Greenberg was reacting to a tax-policy reporter for the Wall Street Journal, Richard Rubin, who had flagged the news that the Biden administration had put the Treasury department’s top tax-policy official on an “equitable data working group.”

According to the Biden executive order, “Many Federal datasets are not disaggregated by race, ethnicity, gender, disability, income, veteran status, or other key demographic variables. This lack of data has cascading effects and impedes efforts to measure and advance equity. A first step to promoting equity in Government action is to gather the data necessary to inform that effort.”

The Census provides plenty of race-based income and poverty data, but the IRS has not done so. That surprises even some savvy observers. Kai Ryssdal, of the public radio show “Marketplace,” devoted a recent segment to an interview with Dorothy Brown. A law professor at Emory, Ms. Brown is the author of “The Whiteness of Wealth: How the Tax System Impoverishes Black Americans — And How We Can Fix It.”

Ms. Brown said, “The IRS doesn’t collect or publish statistics by race.”

Mr. Ryssdal stopped her: “That to me, when I read it, was mind boggling. I need you to say it again.”

Ms. Brown repeated the point: “The IRS does not collect or publish statistics by race.”

As the Biden executive order and Ms. Brown’s book both make clear, though, collecting and reporting the information is merely, as the executive order puts it, “a first step.”

What’s the next step?

Ms.

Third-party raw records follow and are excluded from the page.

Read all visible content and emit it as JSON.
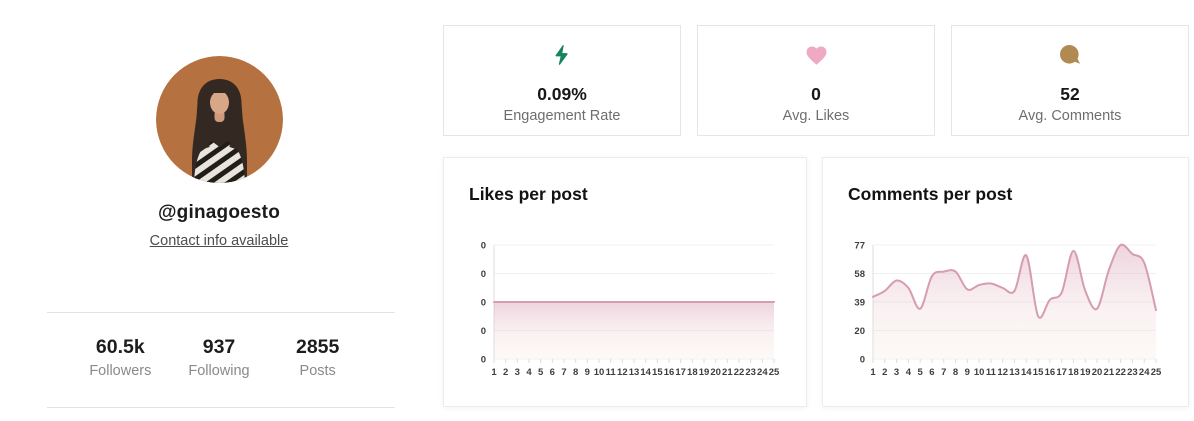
{
  "profile": {
    "username": "@ginagoesto",
    "contact_link": "Contact info available",
    "avatar": {
      "name": "profile-photo",
      "wall_color": "#b5713f",
      "hair_color": "#34282275",
      "note": "woman with long dark hair in zebra-print top against terracotta wall"
    },
    "stats": [
      {
        "value": "60.5k",
        "label": "Followers"
      },
      {
        "value": "937",
        "label": "Following"
      },
      {
        "value": "2855",
        "label": "Posts"
      }
    ]
  },
  "summary_cards": [
    {
      "icon": "lightning-icon",
      "icon_color": "#15835c",
      "value": "0.09%",
      "label": "Engagement Rate"
    },
    {
      "icon": "heart-icon",
      "icon_color": "#efa9c2",
      "value": "0",
      "label": "Avg. Likes"
    },
    {
      "icon": "comment-icon",
      "icon_color": "#b08a50",
      "value": "52",
      "label": "Avg. Comments"
    }
  ],
  "chart_data": [
    {
      "type": "area",
      "title": "Likes per post",
      "x": [
        1,
        2,
        3,
        4,
        5,
        6,
        7,
        8,
        9,
        10,
        11,
        12,
        13,
        14,
        15,
        16,
        17,
        18,
        19,
        20,
        21,
        22,
        23,
        24,
        25
      ],
      "values": [
        0,
        0,
        0,
        0,
        0,
        0,
        0,
        0,
        0,
        0,
        0,
        0,
        0,
        0,
        0,
        0,
        0,
        0,
        0,
        0,
        0,
        0,
        0,
        0,
        0
      ],
      "ylim": [
        -2,
        2
      ],
      "ytick_labels": [
        "0",
        "0",
        "0",
        "0",
        "0"
      ],
      "xlabel": "",
      "ylabel": "",
      "grid": true,
      "legend": "none",
      "line_color": "#d69cb1",
      "fill_top": "rgba(214,152,173,0.42)",
      "fill_mid": "rgba(236,208,214,0.30)",
      "fill_bottom": "rgba(250,239,229,0.32)"
    },
    {
      "type": "area",
      "title": "Comments per post",
      "x": [
        1,
        2,
        3,
        4,
        5,
        6,
        7,
        8,
        9,
        10,
        11,
        12,
        13,
        14,
        15,
        16,
        17,
        18,
        19,
        20,
        21,
        22,
        23,
        24,
        25
      ],
      "values": [
        42,
        46,
        53,
        48,
        34,
        56,
        59,
        59,
        47,
        50,
        51,
        48,
        46,
        70,
        29,
        40,
        45,
        73,
        46,
        34,
        60,
        77,
        71,
        65,
        33
      ],
      "ylim": [
        0,
        77
      ],
      "ytick_labels": [
        "77",
        "58",
        "39",
        "20",
        "0"
      ],
      "xlabel": "",
      "ylabel": "",
      "grid": true,
      "legend": "none",
      "line_color": "#d69cb1",
      "fill_top": "rgba(214,152,173,0.42)",
      "fill_mid": "rgba(236,208,214,0.30)",
      "fill_bottom": "rgba(250,239,229,0.32)"
    }
  ]
}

Brown’s book, just out from Crown, has a suggestion: “A reparations credit is the final piece of closing the black-white wealth gap. The reasoning is simple. The overtly racist policies of the past aren’t truly behind us, and not just because the taxpayers held back and victimized by them are still part of our society and members of our families. Our racist tax policies disadvantage black Americans who were born after Jim Crow was legally invalidated, too. Today, black taxpayers are still paying too much …The victims need to be compensated.”

Ms. Brown’s book goes on, “My first choice for race-based reform would be a refundable tax credit … Under this plan, Congress would assign a single fixed credit to all black taxpayers.”

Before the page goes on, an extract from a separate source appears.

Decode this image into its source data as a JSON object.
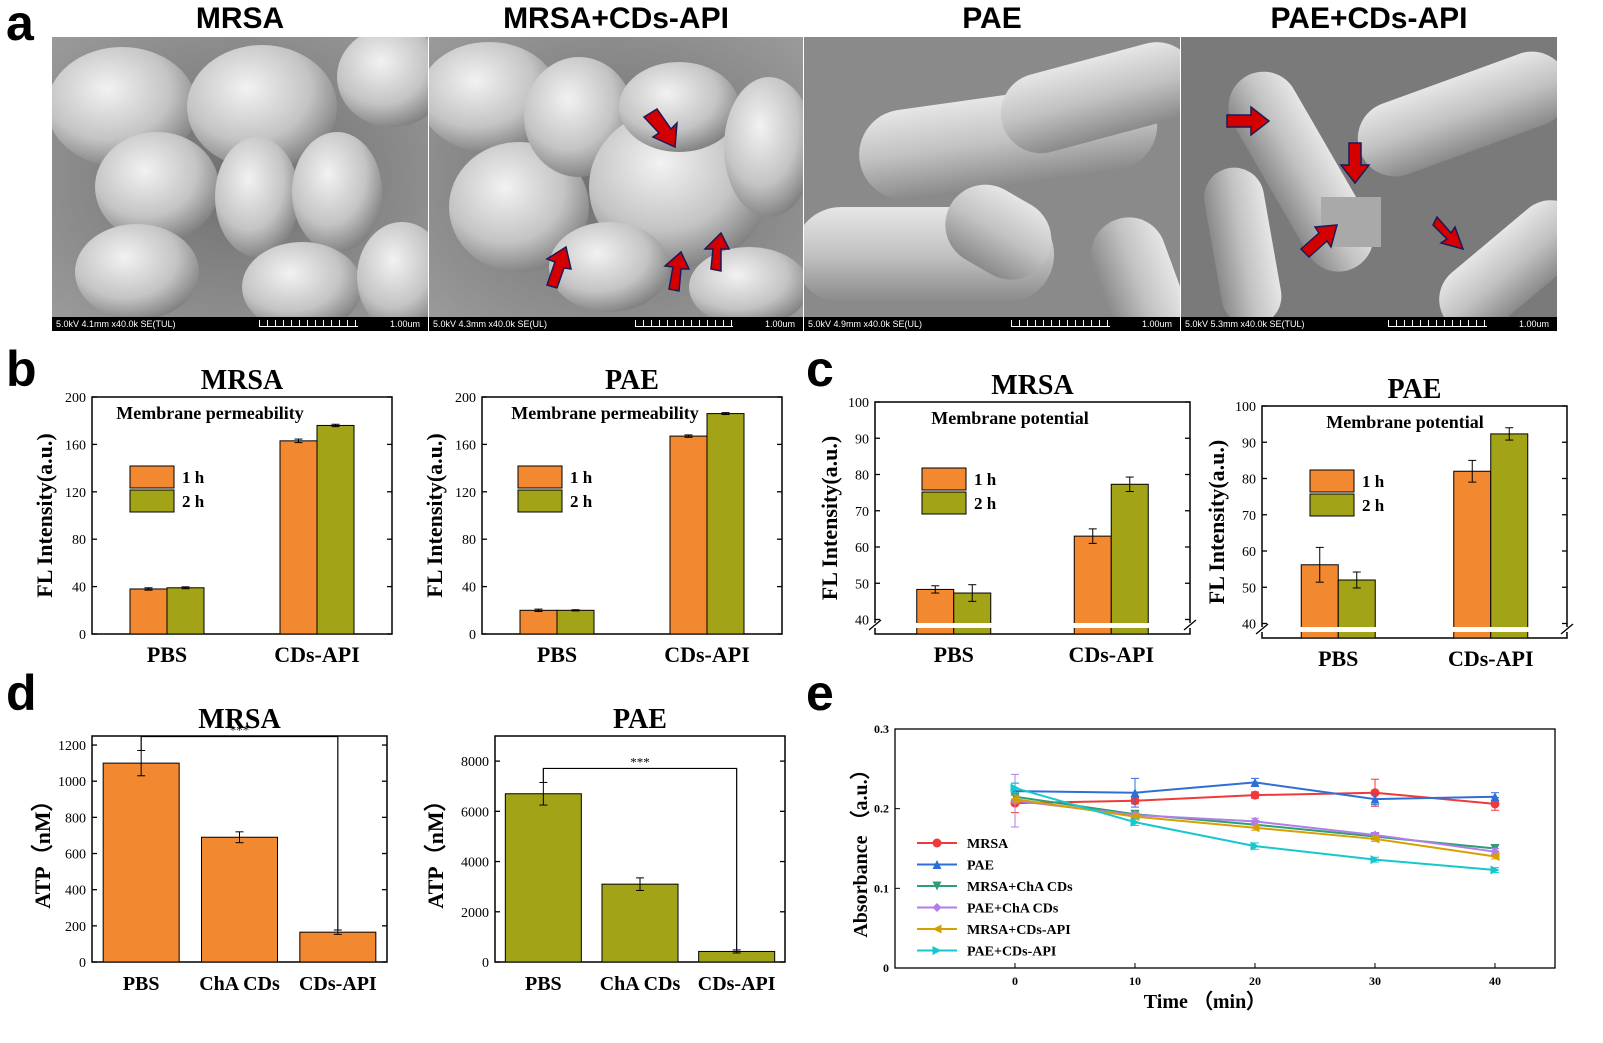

She concedes, “this, or any tax reform designed to compensate black Americans for years of higher taxes, is unlikely to be found constitutional under our current Supreme Court.”

CouThat could be. But before dismissing the idea, consider that we’ve arrived at the point where the Republican governor of Vermont and the Trump administration’s Department of Veterans Affairs are openly touting racial preferences in allocating scarce life-saving vaccines.

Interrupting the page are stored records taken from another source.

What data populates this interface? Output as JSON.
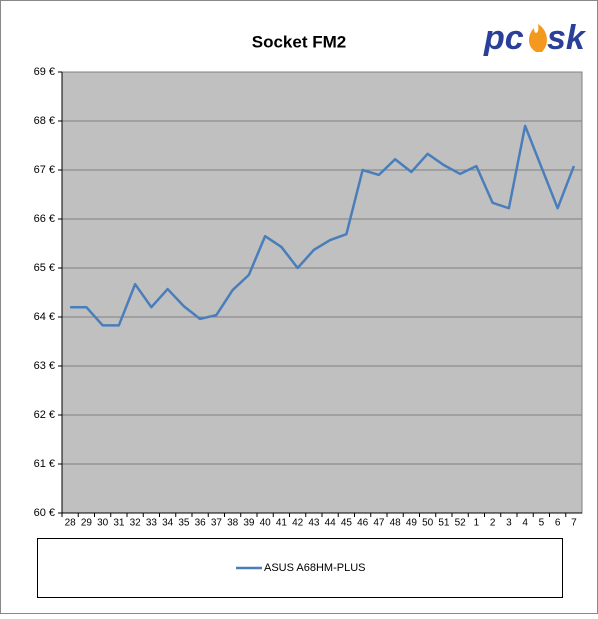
{
  "brand": [
    "pc",
    "sk"
  ],
  "chart_data": {
    "type": "line",
    "title": "Socket FM2",
    "categories": [
      "28",
      "29",
      "30",
      "31",
      "32",
      "33",
      "34",
      "35",
      "36",
      "37",
      "38",
      "39",
      "40",
      "41",
      "42",
      "43",
      "44",
      "45",
      "46",
      "47",
      "48",
      "49",
      "50",
      "51",
      "52",
      "1",
      "2",
      "3",
      "4",
      "5",
      "6",
      "7"
    ],
    "series": [
      {
        "name": "ASUS A68HM-PLUS",
        "color": "#4a7ebb",
        "values": [
          64.2,
          64.2,
          63.83,
          63.83,
          64.67,
          64.2,
          64.57,
          64.22,
          63.96,
          64.04,
          64.55,
          64.86,
          65.65,
          65.43,
          65.0,
          65.37,
          65.57,
          65.69,
          67.0,
          66.9,
          67.22,
          66.96,
          67.33,
          67.1,
          66.92,
          67.08,
          66.33,
          66.22,
          67.9,
          67.06,
          66.22,
          67.08
        ]
      }
    ],
    "ylim": [
      60,
      69
    ],
    "yticks": [
      {
        "value": 60,
        "label": "60 €"
      },
      {
        "value": 61,
        "label": "61 €"
      },
      {
        "value": 62,
        "label": "62 €"
      },
      {
        "value": 63,
        "label": "63 €"
      },
      {
        "value": 64,
        "label": "64 €"
      },
      {
        "value": 65,
        "label": "65 €"
      },
      {
        "value": 66,
        "label": "66 €"
      },
      {
        "value": 67,
        "label": "67 €"
      },
      {
        "value": 68,
        "label": "68 €"
      },
      {
        "value": 69,
        "label": "69 €"
      }
    ],
    "grid": true,
    "plot_background": "#c0c0c0",
    "legend": "bottom"
  }
}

The tax code already rewards or punishes all sorts of behaviors — home-ownership, say, or marriage and child-rearing, retirement saving, even electric-vehicle purchasing. In that context, a reparations credit seems less exceptional than it otherwise might.

There are plenty of potential downsides other than the constitutional obstacles. Yet those taxpayers who think Form 1040 is already complex enough, thank you, without adding race to the mix might want to get their arguments in order lest they find themselves, in some future tax season, in the IRS equivalent of the back of the vaccine line.